Hazards and shocks can come from outside and inside the system. Exposure to these can be indirect, meaning the effects can be felt in places that are not directly affected by the hazard – in this case, COVID-19 – but end up being affected due to the ‘interdependence. Finally, the vulnerability of one system can also turn into danger or shock for other interdependent systems.

What then are the actions that can be taken to improve risk management, given that traditional approaches fail in more complex contexts?

One is to understand how things are connected. The cascading effects coming from COVID-19 have helped spot the interconnections that exist in many such systems and assess whether a system is working as expected.

Another is to identify the trade-offs implicit in policy measures: several COVID-19 measures, such as school closures, stay-at-home orders or travel restrictions, have had widespread effects.

This highlights the need to assess the potential trade-offs and cascading effects involved in introducing such measures, as they may have unintended repercussions and exacerbate existing societal vulnerabilities.

A third action is to focus on systemic recovery processes without leaving anyone behind. The interconnected nature of the systems presents an opportunity for positive turns, creating positive effects. In the context of the pandemic, this has materialized in job creation that has followed financial assistance from governments, charities and NGOs, or advances in digitization following stay-at-home orders.

Today’s interconnected world is an evolving system, and disastrous events are often the result of systemic failures.
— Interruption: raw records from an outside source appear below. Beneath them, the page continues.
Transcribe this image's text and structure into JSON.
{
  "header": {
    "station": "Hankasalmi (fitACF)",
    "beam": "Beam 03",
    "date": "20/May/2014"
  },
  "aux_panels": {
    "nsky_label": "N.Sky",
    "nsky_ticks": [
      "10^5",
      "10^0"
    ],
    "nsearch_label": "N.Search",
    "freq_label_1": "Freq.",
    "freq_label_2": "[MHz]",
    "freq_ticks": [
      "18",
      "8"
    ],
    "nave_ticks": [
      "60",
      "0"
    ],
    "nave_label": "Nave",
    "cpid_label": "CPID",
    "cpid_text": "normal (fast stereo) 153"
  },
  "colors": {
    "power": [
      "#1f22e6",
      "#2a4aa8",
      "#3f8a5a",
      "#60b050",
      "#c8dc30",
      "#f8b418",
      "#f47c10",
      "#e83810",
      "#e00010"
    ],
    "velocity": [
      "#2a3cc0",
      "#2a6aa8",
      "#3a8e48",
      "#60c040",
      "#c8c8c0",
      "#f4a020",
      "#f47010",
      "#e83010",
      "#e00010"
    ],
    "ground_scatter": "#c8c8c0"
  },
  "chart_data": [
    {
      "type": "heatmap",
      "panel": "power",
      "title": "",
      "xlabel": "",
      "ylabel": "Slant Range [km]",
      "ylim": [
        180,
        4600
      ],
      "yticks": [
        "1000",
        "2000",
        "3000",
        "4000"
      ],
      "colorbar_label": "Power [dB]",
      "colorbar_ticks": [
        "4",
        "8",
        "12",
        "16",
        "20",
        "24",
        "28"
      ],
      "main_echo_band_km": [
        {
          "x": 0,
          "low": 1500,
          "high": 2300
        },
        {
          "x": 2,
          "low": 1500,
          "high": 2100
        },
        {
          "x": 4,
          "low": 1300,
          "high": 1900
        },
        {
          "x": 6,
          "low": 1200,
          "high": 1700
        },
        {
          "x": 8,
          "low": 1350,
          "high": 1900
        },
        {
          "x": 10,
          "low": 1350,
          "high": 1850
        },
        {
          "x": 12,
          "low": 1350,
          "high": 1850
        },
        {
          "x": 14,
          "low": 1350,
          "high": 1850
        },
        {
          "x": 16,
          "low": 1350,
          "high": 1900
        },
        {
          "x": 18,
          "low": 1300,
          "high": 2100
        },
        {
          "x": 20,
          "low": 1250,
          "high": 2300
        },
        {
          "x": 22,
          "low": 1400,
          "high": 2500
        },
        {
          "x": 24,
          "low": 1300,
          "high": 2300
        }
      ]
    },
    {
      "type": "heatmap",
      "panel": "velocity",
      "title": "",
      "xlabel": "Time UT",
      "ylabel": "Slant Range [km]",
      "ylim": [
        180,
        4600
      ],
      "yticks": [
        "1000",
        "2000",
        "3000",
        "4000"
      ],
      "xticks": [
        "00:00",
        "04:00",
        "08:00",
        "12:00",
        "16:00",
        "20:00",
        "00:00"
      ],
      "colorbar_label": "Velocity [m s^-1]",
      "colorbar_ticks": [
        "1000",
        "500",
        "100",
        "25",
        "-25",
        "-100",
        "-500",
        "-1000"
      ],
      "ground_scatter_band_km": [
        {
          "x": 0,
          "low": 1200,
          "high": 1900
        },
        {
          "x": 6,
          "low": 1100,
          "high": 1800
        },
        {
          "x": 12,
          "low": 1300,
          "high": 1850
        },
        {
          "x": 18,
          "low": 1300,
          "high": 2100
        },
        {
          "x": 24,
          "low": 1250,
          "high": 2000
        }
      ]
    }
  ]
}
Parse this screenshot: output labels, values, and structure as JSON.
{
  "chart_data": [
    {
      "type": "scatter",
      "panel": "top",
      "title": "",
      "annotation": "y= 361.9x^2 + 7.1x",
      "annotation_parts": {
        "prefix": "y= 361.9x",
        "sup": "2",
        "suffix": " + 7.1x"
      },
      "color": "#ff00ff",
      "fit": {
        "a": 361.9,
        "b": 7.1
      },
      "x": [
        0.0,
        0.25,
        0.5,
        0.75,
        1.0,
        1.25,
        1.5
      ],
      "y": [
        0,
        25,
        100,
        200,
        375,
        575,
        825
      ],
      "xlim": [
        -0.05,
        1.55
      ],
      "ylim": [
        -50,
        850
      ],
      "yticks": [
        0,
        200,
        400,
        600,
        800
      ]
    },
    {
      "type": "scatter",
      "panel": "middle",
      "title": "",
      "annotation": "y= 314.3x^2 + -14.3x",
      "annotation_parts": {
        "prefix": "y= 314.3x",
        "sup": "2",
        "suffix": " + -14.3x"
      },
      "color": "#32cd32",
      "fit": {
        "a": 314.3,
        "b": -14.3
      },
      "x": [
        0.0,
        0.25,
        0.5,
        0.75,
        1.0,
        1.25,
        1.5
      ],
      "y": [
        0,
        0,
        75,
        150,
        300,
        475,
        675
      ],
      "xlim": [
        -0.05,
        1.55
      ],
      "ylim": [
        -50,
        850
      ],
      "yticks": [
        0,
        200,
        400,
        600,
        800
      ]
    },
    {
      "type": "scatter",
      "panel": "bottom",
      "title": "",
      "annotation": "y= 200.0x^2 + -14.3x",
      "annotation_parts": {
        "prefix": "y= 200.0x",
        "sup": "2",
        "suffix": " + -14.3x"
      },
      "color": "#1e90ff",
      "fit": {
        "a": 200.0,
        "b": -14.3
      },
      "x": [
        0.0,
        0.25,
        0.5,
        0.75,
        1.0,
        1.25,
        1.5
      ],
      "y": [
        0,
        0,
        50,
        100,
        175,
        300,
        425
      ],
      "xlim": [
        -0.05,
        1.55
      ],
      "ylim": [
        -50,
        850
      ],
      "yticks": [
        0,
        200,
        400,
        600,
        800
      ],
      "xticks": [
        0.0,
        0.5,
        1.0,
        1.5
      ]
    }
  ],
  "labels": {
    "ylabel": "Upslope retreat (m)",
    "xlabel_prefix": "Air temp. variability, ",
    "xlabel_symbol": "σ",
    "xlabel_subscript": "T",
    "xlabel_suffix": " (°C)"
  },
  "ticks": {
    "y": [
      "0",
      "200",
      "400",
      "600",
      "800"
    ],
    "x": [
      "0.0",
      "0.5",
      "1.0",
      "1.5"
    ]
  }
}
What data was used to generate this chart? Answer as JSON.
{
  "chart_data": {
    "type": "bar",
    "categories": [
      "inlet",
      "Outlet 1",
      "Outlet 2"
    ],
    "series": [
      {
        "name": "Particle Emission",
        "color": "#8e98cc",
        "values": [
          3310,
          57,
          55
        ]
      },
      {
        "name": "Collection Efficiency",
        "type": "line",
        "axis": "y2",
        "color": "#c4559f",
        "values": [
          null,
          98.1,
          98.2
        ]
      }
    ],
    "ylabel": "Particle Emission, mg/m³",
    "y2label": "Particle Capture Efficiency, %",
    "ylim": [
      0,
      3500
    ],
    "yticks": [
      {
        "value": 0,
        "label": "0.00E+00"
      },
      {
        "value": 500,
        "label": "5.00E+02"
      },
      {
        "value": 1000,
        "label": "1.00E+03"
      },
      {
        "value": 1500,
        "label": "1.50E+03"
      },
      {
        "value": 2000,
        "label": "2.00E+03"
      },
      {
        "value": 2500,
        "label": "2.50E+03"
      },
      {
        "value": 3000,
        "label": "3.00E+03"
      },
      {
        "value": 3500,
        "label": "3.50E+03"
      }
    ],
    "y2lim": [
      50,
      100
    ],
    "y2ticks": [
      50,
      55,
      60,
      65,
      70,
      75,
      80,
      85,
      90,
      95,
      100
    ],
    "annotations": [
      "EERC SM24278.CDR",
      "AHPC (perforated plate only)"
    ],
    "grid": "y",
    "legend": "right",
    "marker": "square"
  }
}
The report shows that it is time to develop a deeper understanding of systemic risks, how they trigger other hazards and shocks, often in unpredictable ways.

It also demonstrates that the management of these risks must be properly integrated into the way policymakers, planners and other stakeholders approach risk management, with the aim of creating more resilient, equitable and prosperous communities and societies. in the world.